Case Presentation: A 29-year-old woman presented with a 4-day history of nausea, vomiting, and watery, non-bloody diarrhea. She also had fever, headache, and dark urine. She had traveled to Puerto Rico one-week prior, where she ate raw fish and vegetables and drank tap water. She also went to visit a waterfall, where she swam in nearby fresh water ponds and lakes. Her initial vitals were a T of 37 C, HR 104, RR 18, and BP of 132/80 with normal oxygen saturation. She appeared ill. She had conjunctival suffusion, scleral icterus, dry mucous membranes, as well as diffuse abdominal tenderness and jaundiced skin. Cardiovascular, respiratory, neurologic, and dermatologic exam were unremarkable. Initial studies were notable for thrombocytopenia, hyponatremia, hypokalemia, acute renal failure, elevated transaminases, and elevated total and direct bilirubin. There was a mild leukocytosis and normal hemoglobin. Urinalysis revealed hematuria, pyuria, and mild proteinuria. Coagulation studies including fibrinogen and ADAMTS13 activity were normal. Blood cultures were negative. Stool studies for ova and parasites, leukocytes, and bacterial toxins were negative. Serologies for HIV, viral hepatitides, Zika, and Dengue viruses were negative. Leptospira IgM antibody was positive. She received hydration and one dose of piperacillin/tazobctam. After antibiotic administration, her temperature spiked to 40.6 C and her blood pressure dropped to the 80s/40s. She required norepinephrine infusion briefly. By the morning, she defervesced and was started on ceftriaxone. She remained hemodynamically stable and laboratory abnormalities resolved.
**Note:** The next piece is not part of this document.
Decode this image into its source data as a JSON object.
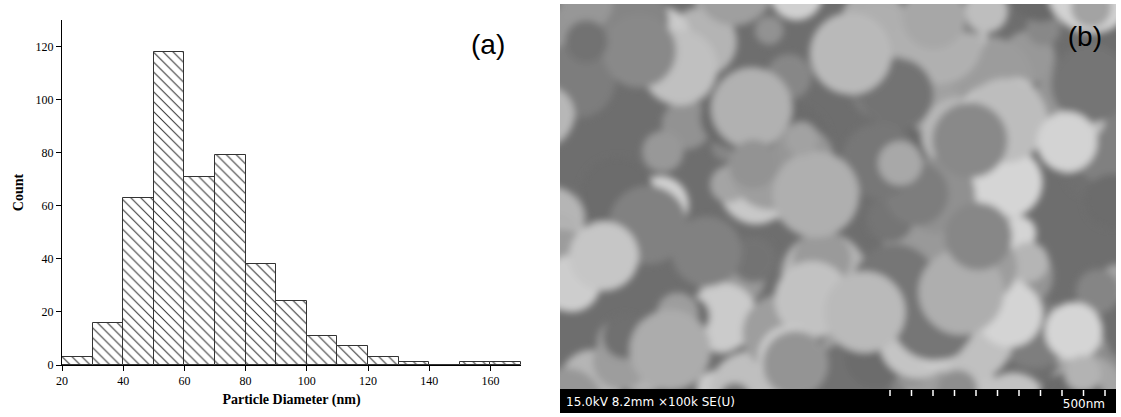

Discussion: This traveler presented with a diarrheal illness associated with thrombocytopenia, acute non-oliguric renal failure, and liver dysfunction – findings characteristics of leptospirosis. The high fever and hypotension that occurred after the first dose of antibiotics were likely a Jarisch-Herxheimer reaction, which occurs in about 20% of patients treated for leptospirosis.
Leptospirosis is a zoonosis caused by spirochetes, which occurs in both temperate and tropical climates. Infection occurs through exposure to animal urine, often found in contaminated water or soil. Risk factors for travelers include recreational activities such as fresh water swimming, kayaking, etc.
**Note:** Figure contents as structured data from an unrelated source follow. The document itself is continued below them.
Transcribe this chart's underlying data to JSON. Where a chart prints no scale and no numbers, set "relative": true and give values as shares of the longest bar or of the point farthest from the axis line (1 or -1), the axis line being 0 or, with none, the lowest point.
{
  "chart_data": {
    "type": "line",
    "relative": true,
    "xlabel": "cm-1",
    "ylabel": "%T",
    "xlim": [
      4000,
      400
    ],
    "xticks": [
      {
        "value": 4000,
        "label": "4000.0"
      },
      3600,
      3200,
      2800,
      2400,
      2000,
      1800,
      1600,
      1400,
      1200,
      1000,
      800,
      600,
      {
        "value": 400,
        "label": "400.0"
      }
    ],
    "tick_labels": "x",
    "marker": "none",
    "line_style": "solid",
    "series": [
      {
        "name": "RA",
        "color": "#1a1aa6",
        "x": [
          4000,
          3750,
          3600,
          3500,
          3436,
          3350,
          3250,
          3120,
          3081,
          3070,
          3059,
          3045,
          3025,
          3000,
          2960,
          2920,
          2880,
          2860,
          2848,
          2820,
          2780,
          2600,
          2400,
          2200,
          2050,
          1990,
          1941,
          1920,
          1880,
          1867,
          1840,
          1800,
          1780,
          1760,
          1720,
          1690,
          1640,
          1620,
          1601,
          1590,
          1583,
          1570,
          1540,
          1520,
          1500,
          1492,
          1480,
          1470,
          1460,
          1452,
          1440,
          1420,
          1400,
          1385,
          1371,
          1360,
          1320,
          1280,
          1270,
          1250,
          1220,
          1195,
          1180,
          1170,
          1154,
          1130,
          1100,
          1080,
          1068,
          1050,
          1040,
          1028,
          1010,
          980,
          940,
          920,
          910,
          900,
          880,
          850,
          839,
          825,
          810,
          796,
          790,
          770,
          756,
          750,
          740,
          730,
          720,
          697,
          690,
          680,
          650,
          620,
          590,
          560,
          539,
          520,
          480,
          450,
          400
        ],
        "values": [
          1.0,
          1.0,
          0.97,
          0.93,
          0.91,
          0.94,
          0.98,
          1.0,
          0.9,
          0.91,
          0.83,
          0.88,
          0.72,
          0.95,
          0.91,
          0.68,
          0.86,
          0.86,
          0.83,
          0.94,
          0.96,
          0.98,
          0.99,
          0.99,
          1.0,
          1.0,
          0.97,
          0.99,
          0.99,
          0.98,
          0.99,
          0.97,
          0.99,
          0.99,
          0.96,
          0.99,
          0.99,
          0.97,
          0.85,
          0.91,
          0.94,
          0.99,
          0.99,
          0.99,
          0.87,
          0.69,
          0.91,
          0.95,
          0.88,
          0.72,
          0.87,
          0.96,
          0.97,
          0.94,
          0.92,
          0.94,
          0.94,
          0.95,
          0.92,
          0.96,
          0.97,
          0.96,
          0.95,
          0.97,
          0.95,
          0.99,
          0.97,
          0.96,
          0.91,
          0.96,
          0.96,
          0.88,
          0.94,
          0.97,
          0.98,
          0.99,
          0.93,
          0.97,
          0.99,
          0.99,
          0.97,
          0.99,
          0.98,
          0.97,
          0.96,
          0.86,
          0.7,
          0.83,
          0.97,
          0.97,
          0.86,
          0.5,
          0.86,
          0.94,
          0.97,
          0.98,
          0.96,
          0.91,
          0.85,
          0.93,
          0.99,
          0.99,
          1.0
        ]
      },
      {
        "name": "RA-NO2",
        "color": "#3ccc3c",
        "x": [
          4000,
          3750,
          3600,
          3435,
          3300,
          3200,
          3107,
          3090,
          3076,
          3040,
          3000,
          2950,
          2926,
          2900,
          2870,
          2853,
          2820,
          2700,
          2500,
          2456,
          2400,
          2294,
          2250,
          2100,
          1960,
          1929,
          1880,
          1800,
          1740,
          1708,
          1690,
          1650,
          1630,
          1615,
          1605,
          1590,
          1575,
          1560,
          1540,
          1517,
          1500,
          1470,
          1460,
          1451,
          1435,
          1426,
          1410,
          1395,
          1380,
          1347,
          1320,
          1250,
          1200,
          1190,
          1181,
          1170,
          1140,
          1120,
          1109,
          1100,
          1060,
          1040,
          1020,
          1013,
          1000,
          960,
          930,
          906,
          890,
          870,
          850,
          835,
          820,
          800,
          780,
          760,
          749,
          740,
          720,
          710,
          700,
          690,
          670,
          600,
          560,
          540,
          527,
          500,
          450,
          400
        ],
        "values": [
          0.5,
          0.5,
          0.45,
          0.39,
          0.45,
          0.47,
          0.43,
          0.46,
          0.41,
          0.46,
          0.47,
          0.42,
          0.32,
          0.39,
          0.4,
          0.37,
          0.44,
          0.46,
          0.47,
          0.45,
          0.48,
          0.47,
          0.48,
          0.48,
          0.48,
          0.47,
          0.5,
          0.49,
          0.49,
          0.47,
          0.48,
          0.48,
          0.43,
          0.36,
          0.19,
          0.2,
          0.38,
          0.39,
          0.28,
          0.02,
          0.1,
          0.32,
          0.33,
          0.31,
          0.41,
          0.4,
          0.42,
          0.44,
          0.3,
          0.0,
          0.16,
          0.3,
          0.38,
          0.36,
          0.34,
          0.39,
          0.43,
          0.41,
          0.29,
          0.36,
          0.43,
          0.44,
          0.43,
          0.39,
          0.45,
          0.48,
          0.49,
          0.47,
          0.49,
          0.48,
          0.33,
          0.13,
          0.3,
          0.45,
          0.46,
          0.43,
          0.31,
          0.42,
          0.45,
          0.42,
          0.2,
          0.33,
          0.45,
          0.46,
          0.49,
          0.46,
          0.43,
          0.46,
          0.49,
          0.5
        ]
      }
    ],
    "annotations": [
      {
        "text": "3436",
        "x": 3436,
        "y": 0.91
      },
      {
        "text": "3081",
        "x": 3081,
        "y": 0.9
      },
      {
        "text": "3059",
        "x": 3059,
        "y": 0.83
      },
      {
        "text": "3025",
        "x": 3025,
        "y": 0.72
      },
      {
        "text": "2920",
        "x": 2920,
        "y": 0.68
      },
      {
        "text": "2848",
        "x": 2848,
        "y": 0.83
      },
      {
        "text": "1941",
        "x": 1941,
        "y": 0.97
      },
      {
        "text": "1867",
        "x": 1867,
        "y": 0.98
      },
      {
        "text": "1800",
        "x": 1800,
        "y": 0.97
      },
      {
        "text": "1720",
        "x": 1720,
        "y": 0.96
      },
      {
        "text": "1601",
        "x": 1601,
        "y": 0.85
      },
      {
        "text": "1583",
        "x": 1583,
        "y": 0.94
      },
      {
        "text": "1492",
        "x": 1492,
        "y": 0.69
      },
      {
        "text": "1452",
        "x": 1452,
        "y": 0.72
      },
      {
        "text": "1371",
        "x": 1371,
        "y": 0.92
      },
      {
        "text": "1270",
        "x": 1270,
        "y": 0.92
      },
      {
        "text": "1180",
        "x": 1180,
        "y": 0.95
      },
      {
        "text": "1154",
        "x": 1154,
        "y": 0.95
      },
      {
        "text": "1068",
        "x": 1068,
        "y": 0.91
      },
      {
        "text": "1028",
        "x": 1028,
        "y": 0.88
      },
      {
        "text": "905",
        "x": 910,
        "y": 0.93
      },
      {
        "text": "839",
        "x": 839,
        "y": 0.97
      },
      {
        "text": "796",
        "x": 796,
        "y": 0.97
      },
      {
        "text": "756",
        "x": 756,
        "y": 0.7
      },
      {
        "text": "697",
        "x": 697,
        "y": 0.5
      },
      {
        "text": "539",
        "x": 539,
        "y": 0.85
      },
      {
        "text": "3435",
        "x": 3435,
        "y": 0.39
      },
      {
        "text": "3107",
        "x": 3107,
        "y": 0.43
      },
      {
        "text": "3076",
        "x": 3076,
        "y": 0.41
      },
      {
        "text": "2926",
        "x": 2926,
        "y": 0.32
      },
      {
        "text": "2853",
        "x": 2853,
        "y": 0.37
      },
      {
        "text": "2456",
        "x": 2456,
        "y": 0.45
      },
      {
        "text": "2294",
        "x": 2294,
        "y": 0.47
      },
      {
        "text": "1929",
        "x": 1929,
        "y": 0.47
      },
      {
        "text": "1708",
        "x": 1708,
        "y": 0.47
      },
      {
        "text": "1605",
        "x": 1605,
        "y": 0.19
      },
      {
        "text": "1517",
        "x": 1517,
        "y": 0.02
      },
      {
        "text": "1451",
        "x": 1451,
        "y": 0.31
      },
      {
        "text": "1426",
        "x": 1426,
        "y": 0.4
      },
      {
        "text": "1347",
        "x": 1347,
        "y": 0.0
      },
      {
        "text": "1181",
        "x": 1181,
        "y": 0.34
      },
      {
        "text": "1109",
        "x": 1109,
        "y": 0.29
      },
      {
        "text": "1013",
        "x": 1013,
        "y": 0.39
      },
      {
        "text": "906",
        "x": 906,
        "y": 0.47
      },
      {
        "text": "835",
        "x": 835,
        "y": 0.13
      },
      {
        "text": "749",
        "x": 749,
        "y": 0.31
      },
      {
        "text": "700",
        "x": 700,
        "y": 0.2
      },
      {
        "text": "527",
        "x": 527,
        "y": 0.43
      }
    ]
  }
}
The clinical manifestation of leptospirosis is variable, from self-limited illness to fatal disease. Diarrhea and vomiting occur in about 50% of cases. Conjunctival suffusion is a common and specific sign of leptospirosis. Complications include liver dysfunction, non-oliguric renal failure, pulmonary hemorrhage, ARDS, and aseptic meningitis. Common laboratory findings include thrombocytopenia, hyponatremia, hypokalemia, and sterile pyuria. Interestingly, the electrolyte derangements are directly caused by leptospira, whose outer membrane protein inhibits the Na-K-Cl co-transporter in the thick ascending limb.
Most cases of leptospirosis are self-limited; however, antibiotic treatment can shorten the duration of symptoms and decrease shedding of leptospira in the urine. The preferred treatment regimens are oral doxycycline or azithromycin, or intravenous penicillin, doxycycline, or ceftriaxone for patients with severe illness. The duration of treatment is 7 days.
Conclusions: While the differential diagnosis of diarrhea in returning traveler is broad, the association of acute non-oliguric renal failure and liver dysfunction can point a hospitalist toward leptospirosis.